Resolution of the Arlington County Civic Federation
Adopted December 3, 2002
Classification of English Ivy as a Noxious Weed
Whereas English Ivy (Hedera helix L.*), a woody, evergreen vine that grows rapidly with roots along the stem allowing it to climb and cling, is long-lived and is not native to Virginia; and
Whereas English Ivy is not a major food source and is in fact toxic in all its parts to human and most animal species and does not provide either food or habitat for desirable native wildlife; and
Whereas English Ivy's shallow root system does not stabilize slopes or stop erosion because it prevents root mass diversity, ponds water and thus makes the top layer heavier and more likely to slide; and furthermore, English Ivy kills or inhibits the growth of trees on which it grows by limiting the trees' ability to produce food through photosynthesis, competing for limited water and nutrients, covering bark and thus depriving the trunk of normal contact with air and beneficial micro-organisms, and adding weight to the tree through its high water content and ability to hold water, ice, and snow which can cause premature toppling and breakage, covers the apical stem and causes the tree to react as if it has been topped, and supplants the deciduous plants which have a growth and decay cycle that replenishes the nutrients in the soil, further depriving the tree of food; and
Whereas English ivy adversely affects stream areas by suppressing native plants, increasing erosion, increasing sedimentation, reducing water quality necessary to aquatic life, increasing water temperatures and thus diminishing the oxygen levels of water, and decreases beneficial streamside vegetation suitable to terrestrial and aquatic wildlife;
Whereas English Ivy's growth characteristics (i.e., thick mat, nearly impenetrable layers of inter-twined vines) provide refuge for vermin, especially rats who are protected from predators in the dense growth; and furthermore, its vine and root growth pattern tends to make shallow pools of water on the ground which are ideal breeding places for mosquitoes; and
Whereas English Ivy can cause damage to structure, particularly weakened mortar and through accelerating rot in wood;
Whereas mature English Ivy produces seeds which cause the plants to spread inadvertently to unwanted places like natural areas and forests;
Be it resolved, by the Arlington County Civic Federation that the Arlington County Board is strongly encouraged to add to its legislative package a request that English Ivy is declared a noxious weed in Arlington under Virginia's Noxious Weed Law (Section 3.1-296.11); and
Further, Arlington County resources continue to be used and be increased to eradicate large English Ivy infestations on publicly held land; and
Further, Arlington County resources be increased for the purpose of educating property owners on the invasive and destructive nature of English Ivy with a goal of the cooperative eradication of this species of weed on private property.

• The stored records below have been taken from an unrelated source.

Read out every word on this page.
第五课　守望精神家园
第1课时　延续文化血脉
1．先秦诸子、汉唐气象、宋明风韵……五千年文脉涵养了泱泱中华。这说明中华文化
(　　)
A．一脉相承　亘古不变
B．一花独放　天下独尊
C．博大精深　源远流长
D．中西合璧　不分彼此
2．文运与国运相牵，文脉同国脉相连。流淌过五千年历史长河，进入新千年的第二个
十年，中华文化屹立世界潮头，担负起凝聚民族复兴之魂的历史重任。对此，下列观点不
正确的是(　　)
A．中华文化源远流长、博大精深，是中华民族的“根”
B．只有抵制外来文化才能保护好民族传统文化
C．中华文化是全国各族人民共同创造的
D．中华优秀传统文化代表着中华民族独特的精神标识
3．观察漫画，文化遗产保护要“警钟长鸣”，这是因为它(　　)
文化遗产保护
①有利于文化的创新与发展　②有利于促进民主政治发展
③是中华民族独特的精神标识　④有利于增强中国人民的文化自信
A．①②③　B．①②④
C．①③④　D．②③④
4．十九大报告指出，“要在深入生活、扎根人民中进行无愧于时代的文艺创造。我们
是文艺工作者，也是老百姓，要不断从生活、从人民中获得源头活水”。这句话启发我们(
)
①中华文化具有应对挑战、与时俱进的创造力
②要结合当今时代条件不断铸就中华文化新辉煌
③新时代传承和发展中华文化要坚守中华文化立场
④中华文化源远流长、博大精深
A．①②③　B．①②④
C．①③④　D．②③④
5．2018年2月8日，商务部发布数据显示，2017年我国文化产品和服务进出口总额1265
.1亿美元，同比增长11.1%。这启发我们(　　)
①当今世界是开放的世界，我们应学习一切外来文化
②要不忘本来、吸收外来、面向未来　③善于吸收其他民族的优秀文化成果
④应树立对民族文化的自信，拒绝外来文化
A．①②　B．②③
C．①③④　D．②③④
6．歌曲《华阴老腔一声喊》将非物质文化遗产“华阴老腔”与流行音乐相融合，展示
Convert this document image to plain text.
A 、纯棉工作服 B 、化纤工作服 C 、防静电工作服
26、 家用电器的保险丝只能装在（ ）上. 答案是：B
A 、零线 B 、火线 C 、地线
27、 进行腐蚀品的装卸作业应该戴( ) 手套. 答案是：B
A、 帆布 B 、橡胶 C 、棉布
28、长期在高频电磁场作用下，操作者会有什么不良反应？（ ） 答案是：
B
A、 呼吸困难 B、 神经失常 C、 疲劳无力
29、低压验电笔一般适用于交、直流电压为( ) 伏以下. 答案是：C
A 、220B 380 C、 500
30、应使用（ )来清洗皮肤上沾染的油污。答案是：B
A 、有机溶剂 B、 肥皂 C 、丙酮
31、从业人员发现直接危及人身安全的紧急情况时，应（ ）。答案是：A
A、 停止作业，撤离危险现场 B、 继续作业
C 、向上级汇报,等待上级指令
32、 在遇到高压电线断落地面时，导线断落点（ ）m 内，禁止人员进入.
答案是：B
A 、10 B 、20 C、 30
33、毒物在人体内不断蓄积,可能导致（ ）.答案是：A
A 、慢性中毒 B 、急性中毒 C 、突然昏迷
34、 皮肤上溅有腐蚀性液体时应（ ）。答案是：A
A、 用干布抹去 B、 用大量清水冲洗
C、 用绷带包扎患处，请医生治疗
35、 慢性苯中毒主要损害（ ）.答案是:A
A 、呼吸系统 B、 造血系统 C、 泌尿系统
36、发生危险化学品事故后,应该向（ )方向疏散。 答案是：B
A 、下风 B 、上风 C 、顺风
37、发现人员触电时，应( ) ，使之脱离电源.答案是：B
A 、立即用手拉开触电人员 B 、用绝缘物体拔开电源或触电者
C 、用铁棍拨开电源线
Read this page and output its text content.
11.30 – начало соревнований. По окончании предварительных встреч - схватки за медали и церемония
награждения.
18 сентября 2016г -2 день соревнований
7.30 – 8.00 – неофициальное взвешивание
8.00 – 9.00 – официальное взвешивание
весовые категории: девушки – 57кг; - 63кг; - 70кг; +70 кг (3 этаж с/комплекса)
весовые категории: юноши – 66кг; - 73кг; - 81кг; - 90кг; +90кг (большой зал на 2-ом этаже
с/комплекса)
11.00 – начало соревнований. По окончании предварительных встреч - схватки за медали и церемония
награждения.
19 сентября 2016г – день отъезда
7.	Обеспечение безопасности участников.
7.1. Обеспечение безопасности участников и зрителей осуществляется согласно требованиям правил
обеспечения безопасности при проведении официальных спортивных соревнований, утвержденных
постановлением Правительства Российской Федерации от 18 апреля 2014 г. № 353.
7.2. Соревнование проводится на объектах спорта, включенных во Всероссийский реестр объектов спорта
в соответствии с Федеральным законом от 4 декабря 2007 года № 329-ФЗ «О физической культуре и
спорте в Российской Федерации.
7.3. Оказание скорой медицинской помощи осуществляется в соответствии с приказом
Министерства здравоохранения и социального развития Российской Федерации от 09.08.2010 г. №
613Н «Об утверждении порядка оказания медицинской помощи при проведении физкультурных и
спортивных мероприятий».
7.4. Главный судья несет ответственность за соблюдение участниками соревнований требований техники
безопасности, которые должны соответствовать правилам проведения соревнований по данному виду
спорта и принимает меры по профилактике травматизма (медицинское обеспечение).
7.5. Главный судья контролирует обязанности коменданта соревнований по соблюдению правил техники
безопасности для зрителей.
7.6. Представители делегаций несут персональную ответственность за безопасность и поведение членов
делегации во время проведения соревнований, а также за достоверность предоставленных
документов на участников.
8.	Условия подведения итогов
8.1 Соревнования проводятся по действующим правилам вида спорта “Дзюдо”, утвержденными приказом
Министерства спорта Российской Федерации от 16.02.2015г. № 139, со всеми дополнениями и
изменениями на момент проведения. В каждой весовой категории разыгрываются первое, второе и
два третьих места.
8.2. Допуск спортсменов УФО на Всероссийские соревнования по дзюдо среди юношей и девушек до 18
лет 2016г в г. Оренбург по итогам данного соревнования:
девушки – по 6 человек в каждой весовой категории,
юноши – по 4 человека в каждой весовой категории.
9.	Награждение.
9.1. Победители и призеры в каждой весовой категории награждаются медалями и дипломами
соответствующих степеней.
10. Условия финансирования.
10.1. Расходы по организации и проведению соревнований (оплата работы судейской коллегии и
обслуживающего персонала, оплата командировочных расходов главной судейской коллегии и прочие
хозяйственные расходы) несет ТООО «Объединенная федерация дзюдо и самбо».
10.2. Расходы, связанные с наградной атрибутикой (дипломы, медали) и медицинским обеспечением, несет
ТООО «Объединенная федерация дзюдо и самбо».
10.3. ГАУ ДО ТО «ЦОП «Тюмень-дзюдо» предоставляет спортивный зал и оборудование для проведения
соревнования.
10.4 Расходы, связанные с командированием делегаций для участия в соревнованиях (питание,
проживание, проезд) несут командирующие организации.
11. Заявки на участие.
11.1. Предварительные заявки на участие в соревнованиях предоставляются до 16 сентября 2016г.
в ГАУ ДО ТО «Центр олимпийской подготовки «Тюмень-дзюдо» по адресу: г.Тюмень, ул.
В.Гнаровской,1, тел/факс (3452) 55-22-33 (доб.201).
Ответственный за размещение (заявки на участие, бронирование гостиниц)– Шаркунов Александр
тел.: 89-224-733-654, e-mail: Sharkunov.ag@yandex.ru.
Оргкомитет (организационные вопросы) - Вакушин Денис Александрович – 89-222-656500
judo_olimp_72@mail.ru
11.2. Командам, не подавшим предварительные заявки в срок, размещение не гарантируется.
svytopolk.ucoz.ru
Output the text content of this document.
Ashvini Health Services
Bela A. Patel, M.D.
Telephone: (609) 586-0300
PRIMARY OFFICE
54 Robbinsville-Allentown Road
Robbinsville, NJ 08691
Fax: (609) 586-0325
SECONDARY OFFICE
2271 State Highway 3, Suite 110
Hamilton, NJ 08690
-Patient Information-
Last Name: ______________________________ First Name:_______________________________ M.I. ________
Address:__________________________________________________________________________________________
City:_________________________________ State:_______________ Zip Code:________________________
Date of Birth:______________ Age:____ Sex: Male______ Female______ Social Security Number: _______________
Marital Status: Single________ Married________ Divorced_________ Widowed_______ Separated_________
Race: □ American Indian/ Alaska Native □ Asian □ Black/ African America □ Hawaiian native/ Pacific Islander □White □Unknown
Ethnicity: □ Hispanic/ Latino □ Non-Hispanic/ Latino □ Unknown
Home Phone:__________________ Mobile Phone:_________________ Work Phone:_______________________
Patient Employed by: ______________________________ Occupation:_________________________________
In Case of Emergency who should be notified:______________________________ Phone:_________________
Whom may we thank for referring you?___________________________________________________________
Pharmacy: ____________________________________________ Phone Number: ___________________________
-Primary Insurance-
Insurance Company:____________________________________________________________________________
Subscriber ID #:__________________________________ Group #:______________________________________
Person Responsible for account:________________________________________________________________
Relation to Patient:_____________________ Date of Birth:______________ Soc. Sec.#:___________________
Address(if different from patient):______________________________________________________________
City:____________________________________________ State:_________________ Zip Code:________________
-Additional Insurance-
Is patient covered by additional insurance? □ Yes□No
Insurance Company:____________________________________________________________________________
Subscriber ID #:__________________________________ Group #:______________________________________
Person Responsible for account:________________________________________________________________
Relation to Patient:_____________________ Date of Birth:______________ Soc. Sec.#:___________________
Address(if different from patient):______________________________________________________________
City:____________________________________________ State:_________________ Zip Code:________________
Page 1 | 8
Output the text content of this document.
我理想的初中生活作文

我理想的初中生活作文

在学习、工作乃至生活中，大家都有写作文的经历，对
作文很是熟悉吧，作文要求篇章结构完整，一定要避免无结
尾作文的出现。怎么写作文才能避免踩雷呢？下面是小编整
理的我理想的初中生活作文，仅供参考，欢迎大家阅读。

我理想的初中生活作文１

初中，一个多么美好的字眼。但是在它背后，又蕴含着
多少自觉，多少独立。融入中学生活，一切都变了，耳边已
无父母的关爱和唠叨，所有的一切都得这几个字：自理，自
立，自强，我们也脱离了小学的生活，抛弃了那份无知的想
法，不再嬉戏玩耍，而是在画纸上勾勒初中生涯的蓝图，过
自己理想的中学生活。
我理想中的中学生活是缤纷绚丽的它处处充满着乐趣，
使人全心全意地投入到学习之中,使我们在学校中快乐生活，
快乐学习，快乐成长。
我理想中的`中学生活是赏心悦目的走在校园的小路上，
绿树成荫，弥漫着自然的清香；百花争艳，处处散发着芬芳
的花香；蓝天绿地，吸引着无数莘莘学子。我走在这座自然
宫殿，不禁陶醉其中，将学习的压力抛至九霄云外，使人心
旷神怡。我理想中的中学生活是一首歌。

And further, the Civic Federation encourages the County to consider whether similar action might be required for other species of invasive plants.
*[Kingdom Plantae; Subkingdom Tracheobionta; Superdivision Spermatophyta; Division Magnoliophyta; Class Mangoliopsida; Subclass Rosidae; Order; Apiales; Family Araliaceae; Genus Hedera L., Species Hedera helix L.)
This page was last revised on: December 27, 2003.